Perempuan Indonesia Berbagi Kisah

Esti Utami Suara.Com
Senin, 21 April 2014 | 15:57 WIB
Perempuan Indonesia Berbagi Kisah
Bunda Ifet di monolog "Aku Adalah Perempuan" di Galeri Indonesia Kaya, Minggu (20/4/2014). (Foto: Dok. Galeri Indonesia Kaya)
Follow Suara.com untuk mendapatkan informasi terkini. Klik WhatsApp Channel & Google News

Suara.com - Renitasari Adrian, yang selama ini lebih dikenal sebagai Program Director Bakti Budaya Djarum Foundation, Minggu (20/4/2014) sore itu tak seperti biasanya sekedar menyampaikan sambutan sebelum sebuah pementasan. Mengenakan gaun hitam, sore itu, Renita berperan sebagai awak panggung, menarasikan kisahnya sendiri dalam monolog "Aku Adalah Perempuan" yang diproduseri Happy Salma.

“Ini pertama kalinya saya tampil di atas panggung dan menarasikan kisah saya sendiri di hadapan banyak orang. Meskipun durasi yang diberikan tidak terlalu panjang namun menjadi suatu tantangan tersendiri bagi saya. Saya salut dengan para seniman yang bisa menghapalkan naskah berlembar-lembar dan tampil dengan durasi panjang,” ujarnya.

Pentas monolog ini melibatkan delapan perempuan dari berbagai latar belakang. Ada Jais Darga (art dealer), Tience Sumartini (pilot), Renitasari Adrian (program direktur), Ina Febriana Sari (atlet taekwondo), Ati Sriati (penyanyi), Eka Siwi (office girl), Bunda Iffet (manager) dan Happy Salma sendiri.

Mereka tampil satu panggung di panggung auditorium Galeri Indonesia Kaya membawakan naskah yang ditulis Ahda Imran.
Melalui monolog, para perempuan ini mengemukakan apa dan bagaimana sesungguhnya menjadi perempuan, bagaimana memaknai karir di ruang publik, bagaimana memaknai tubuhnya sebagai seorang ibu, dan bagaimana memaknai kehadiran lelaki yang menjadi pasangannya.

Maka lahirlah kisah biografi tubuh, pikiran, dan perenungannya sebagai perempuan di ruang domestik dengan berbagai konflik menjadi benang merah dan inti dari pertunjukan ini.
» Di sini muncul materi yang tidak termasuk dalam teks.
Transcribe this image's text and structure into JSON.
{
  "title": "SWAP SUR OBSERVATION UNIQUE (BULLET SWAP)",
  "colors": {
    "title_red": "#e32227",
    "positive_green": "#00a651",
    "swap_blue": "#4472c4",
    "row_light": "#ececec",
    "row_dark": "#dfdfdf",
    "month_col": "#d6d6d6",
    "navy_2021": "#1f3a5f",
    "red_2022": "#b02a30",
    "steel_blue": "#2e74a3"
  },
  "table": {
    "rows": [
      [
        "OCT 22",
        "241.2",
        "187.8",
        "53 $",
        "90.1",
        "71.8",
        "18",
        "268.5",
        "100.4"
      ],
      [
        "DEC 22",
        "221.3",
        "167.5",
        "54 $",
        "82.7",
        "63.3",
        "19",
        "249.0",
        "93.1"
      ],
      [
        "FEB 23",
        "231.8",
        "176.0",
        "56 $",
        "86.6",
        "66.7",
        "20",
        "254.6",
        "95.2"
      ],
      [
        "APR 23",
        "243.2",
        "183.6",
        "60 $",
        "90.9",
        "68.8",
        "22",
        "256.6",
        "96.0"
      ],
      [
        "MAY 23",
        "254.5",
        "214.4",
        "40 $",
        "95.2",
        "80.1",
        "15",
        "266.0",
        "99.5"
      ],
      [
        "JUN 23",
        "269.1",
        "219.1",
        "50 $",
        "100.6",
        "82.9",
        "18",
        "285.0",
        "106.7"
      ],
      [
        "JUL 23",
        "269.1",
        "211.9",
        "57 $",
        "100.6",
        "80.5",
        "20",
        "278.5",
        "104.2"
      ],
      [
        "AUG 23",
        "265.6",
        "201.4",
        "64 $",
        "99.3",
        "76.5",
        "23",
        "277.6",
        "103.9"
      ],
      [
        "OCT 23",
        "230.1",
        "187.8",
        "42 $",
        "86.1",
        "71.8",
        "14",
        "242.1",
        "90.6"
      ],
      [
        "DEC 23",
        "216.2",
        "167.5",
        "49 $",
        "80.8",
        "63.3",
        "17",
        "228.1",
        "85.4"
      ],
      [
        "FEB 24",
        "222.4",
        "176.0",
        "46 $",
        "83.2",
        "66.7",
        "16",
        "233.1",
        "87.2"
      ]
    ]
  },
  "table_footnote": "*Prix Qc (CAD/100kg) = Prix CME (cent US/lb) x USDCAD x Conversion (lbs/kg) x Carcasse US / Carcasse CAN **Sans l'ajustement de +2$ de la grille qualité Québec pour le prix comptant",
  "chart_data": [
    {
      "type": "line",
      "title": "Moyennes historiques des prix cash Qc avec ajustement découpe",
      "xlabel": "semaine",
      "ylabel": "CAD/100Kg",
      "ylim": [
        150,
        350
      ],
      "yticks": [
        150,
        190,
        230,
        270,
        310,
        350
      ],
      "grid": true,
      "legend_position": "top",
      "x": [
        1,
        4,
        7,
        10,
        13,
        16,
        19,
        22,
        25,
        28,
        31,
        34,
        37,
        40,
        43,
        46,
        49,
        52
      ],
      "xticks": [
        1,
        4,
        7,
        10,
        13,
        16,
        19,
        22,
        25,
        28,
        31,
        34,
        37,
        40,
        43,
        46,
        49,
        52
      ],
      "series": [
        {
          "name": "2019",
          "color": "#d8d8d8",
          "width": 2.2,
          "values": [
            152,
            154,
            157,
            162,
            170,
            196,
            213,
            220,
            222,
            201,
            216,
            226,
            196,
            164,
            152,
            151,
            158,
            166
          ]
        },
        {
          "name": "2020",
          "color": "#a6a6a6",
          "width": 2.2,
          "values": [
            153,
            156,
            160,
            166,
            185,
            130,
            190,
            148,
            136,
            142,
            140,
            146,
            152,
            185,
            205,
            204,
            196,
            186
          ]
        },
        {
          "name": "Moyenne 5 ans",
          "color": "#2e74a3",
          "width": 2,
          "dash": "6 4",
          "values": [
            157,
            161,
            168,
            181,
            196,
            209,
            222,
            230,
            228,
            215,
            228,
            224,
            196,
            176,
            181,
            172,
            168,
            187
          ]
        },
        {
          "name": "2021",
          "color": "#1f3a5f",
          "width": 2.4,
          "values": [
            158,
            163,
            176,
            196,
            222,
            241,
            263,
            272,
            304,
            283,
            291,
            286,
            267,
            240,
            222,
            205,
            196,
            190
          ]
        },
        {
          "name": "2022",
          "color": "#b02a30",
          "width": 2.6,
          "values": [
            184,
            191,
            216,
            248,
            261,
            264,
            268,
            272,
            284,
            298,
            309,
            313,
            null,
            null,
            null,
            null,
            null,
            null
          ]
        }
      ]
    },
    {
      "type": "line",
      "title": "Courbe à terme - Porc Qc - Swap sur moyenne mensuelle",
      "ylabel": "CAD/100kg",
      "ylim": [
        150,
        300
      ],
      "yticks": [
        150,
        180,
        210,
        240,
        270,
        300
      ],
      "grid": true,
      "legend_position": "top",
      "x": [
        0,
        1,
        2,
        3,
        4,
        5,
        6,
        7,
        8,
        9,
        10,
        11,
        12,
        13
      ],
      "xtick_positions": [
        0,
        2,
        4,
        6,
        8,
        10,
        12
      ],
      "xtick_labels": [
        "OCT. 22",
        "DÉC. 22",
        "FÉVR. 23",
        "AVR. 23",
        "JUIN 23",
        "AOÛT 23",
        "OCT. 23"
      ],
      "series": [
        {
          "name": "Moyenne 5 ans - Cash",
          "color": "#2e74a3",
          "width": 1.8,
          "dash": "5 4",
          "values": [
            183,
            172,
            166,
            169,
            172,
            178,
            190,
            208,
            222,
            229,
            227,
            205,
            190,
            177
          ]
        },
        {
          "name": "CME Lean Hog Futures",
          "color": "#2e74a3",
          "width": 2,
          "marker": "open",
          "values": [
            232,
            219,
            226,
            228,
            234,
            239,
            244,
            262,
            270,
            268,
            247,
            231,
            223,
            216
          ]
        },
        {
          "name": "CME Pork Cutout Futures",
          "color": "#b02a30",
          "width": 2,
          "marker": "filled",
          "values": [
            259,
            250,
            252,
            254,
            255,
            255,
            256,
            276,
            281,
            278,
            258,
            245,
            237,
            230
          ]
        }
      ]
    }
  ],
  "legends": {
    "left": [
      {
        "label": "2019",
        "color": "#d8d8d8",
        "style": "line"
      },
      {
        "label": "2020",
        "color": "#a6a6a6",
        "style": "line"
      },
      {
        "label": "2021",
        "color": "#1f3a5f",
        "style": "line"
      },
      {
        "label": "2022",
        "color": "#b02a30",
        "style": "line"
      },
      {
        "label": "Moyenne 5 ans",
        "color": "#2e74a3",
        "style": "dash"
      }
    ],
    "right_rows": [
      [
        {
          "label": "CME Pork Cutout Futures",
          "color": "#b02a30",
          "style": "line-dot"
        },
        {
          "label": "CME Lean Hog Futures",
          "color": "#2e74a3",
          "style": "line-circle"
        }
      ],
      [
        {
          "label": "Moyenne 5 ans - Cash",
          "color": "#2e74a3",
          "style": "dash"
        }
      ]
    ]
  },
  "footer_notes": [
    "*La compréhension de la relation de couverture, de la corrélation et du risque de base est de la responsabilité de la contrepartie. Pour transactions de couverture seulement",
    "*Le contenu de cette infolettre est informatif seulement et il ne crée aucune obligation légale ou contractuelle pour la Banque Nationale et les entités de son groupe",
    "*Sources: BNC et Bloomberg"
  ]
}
“Pertunjukan monolog ini membawa penonton pada berbagai permasalahan perempuan yang tetap aktual hingga kini, seperti ketertindasan, perlawanan, dan pergulatannya menjadi Aku yang dibentuk dan dipengaruhi oleh realitas sosial-budayanya. Penonton juga akan diajak meresapi kegelisahan kaum perempuan sebagai sebuah kontemplasi ke dalam diri, bahwa seseorang tidaklah lahir sebagai perempuan tapi terpilih sebagai perempuan,” ujar Happy Salma.

Selama 1,5 jam, para perempuan ini membawa penonton untuk melihat beragam konflik dari sudut pandang delapan perempuan, dengan diiringi Kerontjong Poetrie. Para perempuan yang terlibat dalam monolog ini dipilih langsung oleh Happy Salma dan Wawan Sofwan sebagai sutradara.